A partir del 1º de febrero, el Registro Nacional de las Personas (RENAPER) implementará una actualización obligatoria en el soporte físico del Documento Nacional de Identidad, con el objetivo de fortalecer las medidas de seguridad y prevenir maniobras de falsificación. La medida quedó establecida mediante la Disposición 55/2026 y se aplicará a todos los nuevos DNI que se emitan desde esa fecha.
El cambio se centra en la renovación de las medidas de seguridad denominadas “Nivel 1”, que son aquellas que permiten verificar la autenticidad del documento a simple vista y al tacto, sin necesidad de dispositivos electrónicos. Aunque los detalles técnicos específicos se mantienen bajo reserva por razones de seguridad, la normativa establece modificaciones en el material plástico y en los elementos visibles del documento.

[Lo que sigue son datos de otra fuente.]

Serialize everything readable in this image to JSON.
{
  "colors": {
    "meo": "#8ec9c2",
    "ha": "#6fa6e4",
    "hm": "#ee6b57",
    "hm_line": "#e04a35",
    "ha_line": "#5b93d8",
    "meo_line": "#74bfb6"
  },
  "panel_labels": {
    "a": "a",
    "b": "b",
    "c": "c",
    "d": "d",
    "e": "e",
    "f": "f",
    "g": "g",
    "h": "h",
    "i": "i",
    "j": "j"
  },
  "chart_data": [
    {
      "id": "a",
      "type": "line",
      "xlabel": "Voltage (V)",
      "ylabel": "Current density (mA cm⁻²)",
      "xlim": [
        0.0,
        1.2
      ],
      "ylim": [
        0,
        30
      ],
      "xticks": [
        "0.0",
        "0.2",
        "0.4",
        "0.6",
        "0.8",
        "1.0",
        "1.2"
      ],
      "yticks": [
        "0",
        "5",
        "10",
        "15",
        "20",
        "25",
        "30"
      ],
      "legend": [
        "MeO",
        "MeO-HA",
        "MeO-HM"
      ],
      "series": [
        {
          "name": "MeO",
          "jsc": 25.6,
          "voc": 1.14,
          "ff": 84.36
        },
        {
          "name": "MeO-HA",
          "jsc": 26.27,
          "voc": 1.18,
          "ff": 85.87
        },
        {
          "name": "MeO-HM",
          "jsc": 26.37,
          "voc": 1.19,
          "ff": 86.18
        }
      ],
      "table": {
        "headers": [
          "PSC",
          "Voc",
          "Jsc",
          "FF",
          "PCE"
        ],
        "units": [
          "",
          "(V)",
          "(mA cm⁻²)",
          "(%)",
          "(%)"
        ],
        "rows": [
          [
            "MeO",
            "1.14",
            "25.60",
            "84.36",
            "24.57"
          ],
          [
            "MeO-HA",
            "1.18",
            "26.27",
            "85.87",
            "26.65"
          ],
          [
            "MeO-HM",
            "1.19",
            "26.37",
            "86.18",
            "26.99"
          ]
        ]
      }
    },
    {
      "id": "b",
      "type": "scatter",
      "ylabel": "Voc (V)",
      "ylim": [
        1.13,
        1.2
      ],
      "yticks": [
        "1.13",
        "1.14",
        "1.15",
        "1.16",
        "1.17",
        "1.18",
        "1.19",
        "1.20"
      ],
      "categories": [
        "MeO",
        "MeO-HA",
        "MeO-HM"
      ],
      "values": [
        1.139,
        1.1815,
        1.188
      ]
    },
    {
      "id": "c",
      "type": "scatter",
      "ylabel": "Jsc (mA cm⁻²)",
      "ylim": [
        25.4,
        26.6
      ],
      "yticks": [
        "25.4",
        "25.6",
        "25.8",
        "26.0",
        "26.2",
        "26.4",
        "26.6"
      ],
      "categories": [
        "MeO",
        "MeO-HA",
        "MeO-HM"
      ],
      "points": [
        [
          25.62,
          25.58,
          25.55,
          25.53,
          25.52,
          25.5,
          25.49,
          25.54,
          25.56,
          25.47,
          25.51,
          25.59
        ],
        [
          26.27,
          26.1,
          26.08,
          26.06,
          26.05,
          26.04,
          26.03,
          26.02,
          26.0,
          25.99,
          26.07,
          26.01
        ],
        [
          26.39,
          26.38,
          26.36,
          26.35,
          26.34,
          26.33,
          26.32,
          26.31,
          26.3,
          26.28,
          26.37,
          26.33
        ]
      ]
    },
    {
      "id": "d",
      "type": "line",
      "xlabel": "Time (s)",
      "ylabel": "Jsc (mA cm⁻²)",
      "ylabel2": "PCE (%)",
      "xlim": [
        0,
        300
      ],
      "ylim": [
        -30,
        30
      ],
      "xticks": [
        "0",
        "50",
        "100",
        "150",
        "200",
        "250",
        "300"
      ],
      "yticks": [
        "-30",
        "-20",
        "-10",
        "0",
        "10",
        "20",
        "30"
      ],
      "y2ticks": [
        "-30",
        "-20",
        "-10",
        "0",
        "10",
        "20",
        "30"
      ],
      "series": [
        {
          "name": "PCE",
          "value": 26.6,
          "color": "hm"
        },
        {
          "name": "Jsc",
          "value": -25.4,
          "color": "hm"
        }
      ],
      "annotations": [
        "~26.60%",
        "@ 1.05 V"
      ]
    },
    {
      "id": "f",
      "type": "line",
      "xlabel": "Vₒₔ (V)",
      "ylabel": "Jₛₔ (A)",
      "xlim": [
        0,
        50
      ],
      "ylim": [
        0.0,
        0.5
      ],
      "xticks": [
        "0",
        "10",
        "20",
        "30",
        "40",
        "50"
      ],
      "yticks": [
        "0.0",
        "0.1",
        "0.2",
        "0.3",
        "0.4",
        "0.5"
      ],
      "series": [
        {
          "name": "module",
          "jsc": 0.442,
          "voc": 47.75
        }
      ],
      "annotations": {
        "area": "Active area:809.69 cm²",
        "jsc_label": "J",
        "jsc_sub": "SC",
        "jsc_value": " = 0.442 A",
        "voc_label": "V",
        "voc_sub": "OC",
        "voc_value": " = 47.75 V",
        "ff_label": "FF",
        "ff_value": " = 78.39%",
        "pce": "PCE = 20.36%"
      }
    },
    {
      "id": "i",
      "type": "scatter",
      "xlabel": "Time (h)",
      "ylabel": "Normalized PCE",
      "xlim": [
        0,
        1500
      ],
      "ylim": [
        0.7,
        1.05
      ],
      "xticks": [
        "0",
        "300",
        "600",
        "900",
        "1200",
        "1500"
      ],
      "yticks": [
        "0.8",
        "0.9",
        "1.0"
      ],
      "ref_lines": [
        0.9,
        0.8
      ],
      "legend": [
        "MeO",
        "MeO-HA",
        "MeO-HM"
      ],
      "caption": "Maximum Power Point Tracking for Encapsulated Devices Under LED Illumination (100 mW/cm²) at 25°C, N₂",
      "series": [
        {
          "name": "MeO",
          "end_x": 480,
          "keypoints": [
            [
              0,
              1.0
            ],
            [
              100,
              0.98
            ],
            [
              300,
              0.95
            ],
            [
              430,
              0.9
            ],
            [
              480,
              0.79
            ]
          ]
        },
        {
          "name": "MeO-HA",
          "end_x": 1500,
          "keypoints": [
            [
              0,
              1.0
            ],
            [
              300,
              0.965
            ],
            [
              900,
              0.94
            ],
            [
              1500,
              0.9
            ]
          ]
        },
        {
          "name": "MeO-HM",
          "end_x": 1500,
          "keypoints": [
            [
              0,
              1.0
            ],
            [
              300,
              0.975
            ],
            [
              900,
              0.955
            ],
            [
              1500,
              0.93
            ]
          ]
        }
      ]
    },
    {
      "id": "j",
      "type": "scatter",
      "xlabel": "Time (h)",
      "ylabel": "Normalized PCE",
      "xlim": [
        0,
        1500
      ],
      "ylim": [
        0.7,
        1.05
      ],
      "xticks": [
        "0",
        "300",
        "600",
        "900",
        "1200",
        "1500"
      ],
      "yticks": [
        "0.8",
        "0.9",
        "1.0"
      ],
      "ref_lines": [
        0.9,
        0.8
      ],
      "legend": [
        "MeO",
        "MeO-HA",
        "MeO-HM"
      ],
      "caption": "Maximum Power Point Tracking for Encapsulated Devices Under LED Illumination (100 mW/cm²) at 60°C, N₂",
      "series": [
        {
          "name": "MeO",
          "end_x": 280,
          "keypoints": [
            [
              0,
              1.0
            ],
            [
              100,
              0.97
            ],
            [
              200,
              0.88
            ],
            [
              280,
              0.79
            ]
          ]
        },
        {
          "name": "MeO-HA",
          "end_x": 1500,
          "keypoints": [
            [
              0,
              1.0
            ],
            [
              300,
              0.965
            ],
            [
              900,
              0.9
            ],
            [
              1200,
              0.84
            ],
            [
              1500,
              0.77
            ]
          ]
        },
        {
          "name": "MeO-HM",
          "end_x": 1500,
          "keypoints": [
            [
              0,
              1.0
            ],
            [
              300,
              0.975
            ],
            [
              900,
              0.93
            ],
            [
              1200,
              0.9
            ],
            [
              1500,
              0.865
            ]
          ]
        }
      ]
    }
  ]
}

Entre las mejoras incorporadas se encuentran nuevos relieves y texturas, que dificultan la reproducción del DNI, así como tintas y fondos de seguridad con tramas actualizadas y reacciones distintas ante la luz. Además, se reemplaza el anexo técnico vigente desde 2023 por uno nuevo, que incorpora estándares más modernos en el soporte físico del documento.
Desde el organismo aclararon que no se modifican los niveles de seguridad 2 y 3, que corresponden al chip interno y a los datos biométricos, los cuales continúan funcionando de la misma manera. Tampoco cambia el sistema de identificación digital ni la validez legal del documento.
En este sentido, se informó que no es necesario renovar el DNI actual, ya que todos los documentos emitidos con anterioridad seguirán siendo válidos hasta la fecha de vencimiento indicada en el plástico. La actualización se aplicará únicamente a los DNI que se impriman a partir de febrero.
La medida busca poner al DNI argentino a la vanguardia en materia de seguridad documental, reforzando su protección frente a las nuevas tecnologías de falsificación y garantizando mayor confiabilidad en los procesos de identificación tanto dentro del país como en el exterior.